At the moment, GP workload is out of control, while care is becoming more and more complex. GPs feel overwhelmed.
For the first time in 25 years, my surgeries have begun to run late consistently and, as Pulse recently reported, GPs are beginning to report seeing as many as 84 patients in one day.
The NHS has served us well and was established, either by accident or design, to maximise financial efficiency and minimise gaming and it’s amazing how a system of remuneration established nearly 70 years ago still works so well.
However, hospitals have already moved from a population-based funding model to a per-contact system, despite the increased risk of gaming, fragmented care and higher costs. If GPs want to survive, they must switch too.
In an ideal world, I would not be in favour of such a move, with its potential to recreate problems such as the fee-per-case issue. But these are not ideal times.

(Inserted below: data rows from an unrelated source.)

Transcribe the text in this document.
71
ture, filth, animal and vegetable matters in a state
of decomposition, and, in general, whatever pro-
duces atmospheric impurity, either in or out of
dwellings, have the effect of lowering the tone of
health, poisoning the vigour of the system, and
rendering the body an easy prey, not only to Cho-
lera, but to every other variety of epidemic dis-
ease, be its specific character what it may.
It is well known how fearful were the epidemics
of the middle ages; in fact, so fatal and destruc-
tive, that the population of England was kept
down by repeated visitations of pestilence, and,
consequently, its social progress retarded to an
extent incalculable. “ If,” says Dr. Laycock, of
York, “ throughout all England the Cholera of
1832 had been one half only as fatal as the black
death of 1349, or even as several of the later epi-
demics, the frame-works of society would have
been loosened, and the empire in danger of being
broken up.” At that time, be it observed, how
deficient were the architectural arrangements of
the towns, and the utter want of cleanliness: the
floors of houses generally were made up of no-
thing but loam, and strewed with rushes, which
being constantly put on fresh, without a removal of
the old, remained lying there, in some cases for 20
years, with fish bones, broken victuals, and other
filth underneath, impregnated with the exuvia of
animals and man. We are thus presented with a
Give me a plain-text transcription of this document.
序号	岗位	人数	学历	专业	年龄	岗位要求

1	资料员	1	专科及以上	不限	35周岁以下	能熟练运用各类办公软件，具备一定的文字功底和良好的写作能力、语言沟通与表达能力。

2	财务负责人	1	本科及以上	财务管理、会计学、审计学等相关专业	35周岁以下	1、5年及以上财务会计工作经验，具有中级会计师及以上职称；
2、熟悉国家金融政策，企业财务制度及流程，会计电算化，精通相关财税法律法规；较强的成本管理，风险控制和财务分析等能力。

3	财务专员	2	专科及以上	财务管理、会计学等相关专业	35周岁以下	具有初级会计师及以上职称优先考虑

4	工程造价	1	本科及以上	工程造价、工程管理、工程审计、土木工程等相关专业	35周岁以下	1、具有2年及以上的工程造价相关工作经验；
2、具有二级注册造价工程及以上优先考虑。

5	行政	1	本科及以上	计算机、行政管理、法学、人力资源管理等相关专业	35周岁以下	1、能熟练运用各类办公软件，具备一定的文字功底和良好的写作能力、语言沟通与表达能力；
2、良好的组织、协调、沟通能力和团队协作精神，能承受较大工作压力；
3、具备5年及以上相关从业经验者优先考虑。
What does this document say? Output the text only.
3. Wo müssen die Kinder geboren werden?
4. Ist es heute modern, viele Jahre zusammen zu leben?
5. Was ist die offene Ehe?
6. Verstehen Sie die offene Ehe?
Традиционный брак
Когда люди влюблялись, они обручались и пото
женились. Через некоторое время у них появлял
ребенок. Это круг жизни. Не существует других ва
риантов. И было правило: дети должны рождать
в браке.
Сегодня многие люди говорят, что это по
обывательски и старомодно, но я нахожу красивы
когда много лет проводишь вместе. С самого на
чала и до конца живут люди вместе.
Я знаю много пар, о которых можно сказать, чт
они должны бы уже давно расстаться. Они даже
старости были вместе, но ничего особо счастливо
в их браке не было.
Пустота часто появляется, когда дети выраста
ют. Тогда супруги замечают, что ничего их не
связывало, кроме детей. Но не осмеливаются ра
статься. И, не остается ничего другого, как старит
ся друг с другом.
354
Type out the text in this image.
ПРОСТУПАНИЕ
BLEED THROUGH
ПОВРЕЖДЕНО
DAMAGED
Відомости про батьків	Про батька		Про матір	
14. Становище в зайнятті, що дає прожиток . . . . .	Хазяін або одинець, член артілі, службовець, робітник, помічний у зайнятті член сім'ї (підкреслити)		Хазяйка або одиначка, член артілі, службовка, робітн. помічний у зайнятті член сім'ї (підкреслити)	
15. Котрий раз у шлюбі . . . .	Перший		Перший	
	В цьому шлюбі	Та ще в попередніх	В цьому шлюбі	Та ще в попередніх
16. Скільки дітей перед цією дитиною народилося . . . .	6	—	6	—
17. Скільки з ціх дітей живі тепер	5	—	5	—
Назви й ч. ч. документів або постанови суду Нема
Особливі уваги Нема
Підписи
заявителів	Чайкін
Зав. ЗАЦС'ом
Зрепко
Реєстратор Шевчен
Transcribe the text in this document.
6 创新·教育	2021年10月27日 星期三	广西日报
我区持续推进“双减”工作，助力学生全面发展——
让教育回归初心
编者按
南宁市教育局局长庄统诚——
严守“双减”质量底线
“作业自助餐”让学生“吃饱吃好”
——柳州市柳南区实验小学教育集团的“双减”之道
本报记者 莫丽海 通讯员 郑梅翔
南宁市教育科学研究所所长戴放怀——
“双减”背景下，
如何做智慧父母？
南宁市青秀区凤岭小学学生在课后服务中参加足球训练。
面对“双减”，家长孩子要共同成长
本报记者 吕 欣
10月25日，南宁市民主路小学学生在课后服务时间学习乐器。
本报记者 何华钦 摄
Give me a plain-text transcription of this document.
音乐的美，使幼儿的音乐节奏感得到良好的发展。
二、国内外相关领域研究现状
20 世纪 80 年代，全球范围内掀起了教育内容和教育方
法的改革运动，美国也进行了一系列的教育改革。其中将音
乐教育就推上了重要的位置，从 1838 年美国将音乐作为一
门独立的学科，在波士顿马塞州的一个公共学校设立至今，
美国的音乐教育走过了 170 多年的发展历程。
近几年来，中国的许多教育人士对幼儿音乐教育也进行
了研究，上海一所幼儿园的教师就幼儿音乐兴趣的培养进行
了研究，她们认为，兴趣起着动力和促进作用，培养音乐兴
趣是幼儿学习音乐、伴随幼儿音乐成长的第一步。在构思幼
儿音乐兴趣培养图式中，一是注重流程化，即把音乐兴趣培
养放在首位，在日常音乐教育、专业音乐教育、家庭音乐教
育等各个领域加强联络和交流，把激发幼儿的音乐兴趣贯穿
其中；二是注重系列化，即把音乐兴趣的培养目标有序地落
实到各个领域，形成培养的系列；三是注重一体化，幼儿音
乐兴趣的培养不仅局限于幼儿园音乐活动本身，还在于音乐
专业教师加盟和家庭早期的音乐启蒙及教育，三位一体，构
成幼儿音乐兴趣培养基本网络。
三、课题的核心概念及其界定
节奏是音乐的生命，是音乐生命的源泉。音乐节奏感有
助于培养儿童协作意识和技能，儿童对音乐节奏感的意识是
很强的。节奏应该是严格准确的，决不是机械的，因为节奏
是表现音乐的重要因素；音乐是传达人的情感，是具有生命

At the very least, there must be an acknowledgment that we need a payment system based on our real workload, factoring in complexity and deprivation, rather than just on list size.
Consultation rates now average around six per patient per year and yet funding has not risen from when this figure was three.
General practice must get a fairer share of the NHS budget (the RCGP suggests 10%) to be sustainable.
Yes, a per-consultation model is open to abuse, but these are desperate times for general practice. The profession needs to consider how to ensure we are funded to deliver the care our patients need and we want to provide. A payment per 1,000 consultations, with adjustments for deprivation and other factors, could work.
If we don’t have a radical solution, the future of our profession – and worse – the quality of care are at risk.
Professor Clare Gerada advises NHS London, is a former RCGP chair and a GP in south London
Paying GPs by the number of consultations they deliver is not a new idea and, despite years of debate, no one has successfully explained how to overcome its obvious flaws. The current system is tried and tested and, while not perfect, it is at least fair.
GPs face rising workload, declining resources and decaying premises, but none of these pressures would be relieved by abandoning the per capita system. Of course we must fight for the funding we urgently need, but paying GPs simply on the number of consultations they deliver could turn general practice into conveyor-belt medicine.
And we must be realistic. The challenging economic climate makes the likelihood of negotiating a fair consultation rate extremely unlikely, decreasing our incomes further.
But more importantly, we should never consider any change to the contract that creates even the slightest chance of a perverse incentive for GPs. It almost goes without saying that a per-consultation system would be a disincentive to GPs to work in areas of complexity or deprivation. The need for longer consultations would result in lower incomes in these areas.
Under a per-consultation model, GPs would face psychological pressure to hurry through appointments. It is inevitable that care would suffer; getting to the bottom of a patient’s problem would quickly become blurred by other considerations, all linked to money.
GPs’ work is qualitative, not quantitative, and we must never be incentivised to hurry.
At a time when general practice is under unprecedented strain, what we don’t need is a wholesale tinkering. A lack of support and investment is the problem, not a bad capitation system.